It’s so strange to think that an event that only lasted less than a minute can have such a devastating effect on an entire population that can last for years, or even decades. One tiny event, brief, unexpected, capricious, and everything is turned upside down. In an instant, everything has changed. Nothing will ever be the same again. And it’s hard to see how anyone involved will ever get over what has happened.

These events can be global, national, social, communal... or they can be personal. We have all had those moments in our lives. Something occurred, and our whole life changed. A piece of news, a death, a relationship ends, a job is lost, it doesn’t matter what it was, we have all faced the big events in our lives, the mental or emotional or the spiritual earthquake that shook us to our very foundations, making us realize that our lives, and ourselves, will never be the same. It is terrifying and tragic and so, so very sad. And if you haven’t had that experience yet, I’m sorry to have to be the one to tell you, but you will. Sooner or later, your whole world will be shaken and the structures and patterns and routines that you depend on for normalcy will be leveled, and you will find yourself begging for something so basic, so ordinary, so mundane and trivial, learning in that moment that nothing, NOTHING is trivial, and that we should be grateful for such stupidly small and insignificant things, because in the end, it’s those small and insignificant things that make us who we are. Those things that are so important, and yet seem so trivial, that we don’t even notice them anymore. Those are what we miss in those moments.
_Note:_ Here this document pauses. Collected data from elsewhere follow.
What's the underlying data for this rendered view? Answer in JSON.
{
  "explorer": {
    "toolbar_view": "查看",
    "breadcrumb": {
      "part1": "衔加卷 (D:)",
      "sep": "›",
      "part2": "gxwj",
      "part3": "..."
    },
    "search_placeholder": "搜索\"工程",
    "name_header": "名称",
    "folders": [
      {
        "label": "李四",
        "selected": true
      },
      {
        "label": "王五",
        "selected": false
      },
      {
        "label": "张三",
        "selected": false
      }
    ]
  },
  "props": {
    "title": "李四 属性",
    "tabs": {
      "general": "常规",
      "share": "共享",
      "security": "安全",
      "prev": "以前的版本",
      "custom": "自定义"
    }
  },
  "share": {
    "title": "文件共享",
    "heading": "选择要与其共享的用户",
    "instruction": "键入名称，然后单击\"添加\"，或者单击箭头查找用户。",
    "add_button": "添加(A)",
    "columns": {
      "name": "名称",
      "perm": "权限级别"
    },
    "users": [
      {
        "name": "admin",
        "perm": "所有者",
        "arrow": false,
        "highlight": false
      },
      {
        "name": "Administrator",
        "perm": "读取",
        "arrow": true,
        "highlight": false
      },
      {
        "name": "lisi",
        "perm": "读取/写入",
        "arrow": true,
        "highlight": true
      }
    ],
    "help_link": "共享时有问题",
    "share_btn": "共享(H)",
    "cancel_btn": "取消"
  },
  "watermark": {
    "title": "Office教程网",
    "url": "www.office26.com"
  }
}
In that moment, we learn the true essence of tragedy. We learn that the tragedy isn’t that something bad happened to us. The tragedy is that we had so much and never knew it, never acknowledged it, never appreciated it, and then we lost it, knowing we’ll never, ever, ever get it back. The tragedy is that we have to lose what we have before we appreciate it. The tragedy is that, under normal circumstances, we aren’t grateful for any part of our lives. We live out our day to day existence bitter and angry and miserable. We focus all our attention and concern on what our lives aren’t, instead of what our lives are. So we are always restless, irritable, and discontent, always searching for that magic fix, that silver bullet, that thing or idea or relationship or job or whatever that will make us happy. And when we find it, we discover it only makes us more miserable because we spent so much time and effort, and we have so much emotionally invested, and it turns out to be just one more disappointment. And that, is tragic! Because the answer to all our problems is not finding out what our live is not and trying to acquire it; it is the simple appreciation of what our lives are. That is the magic fix! That is the silver bullet! Being grateful for what you have, now, at this moment! Thanking God for all the stupid little things in your life, because it is those stupid little things that make your life bearable. Thank God for the nagging wife, the lazy husband, the smart-mouthed kids, the unpredictable friends, the drafty house, the piece of crap car, the paper that lands in the yard and not on the porch, barking dog, same old dinner, the same old place, the same old thing–because I guarantee you, a time will come when you will miss them all. And you will give anything to get it back when it’s gone, and gone forever–even the nagging and the back talk.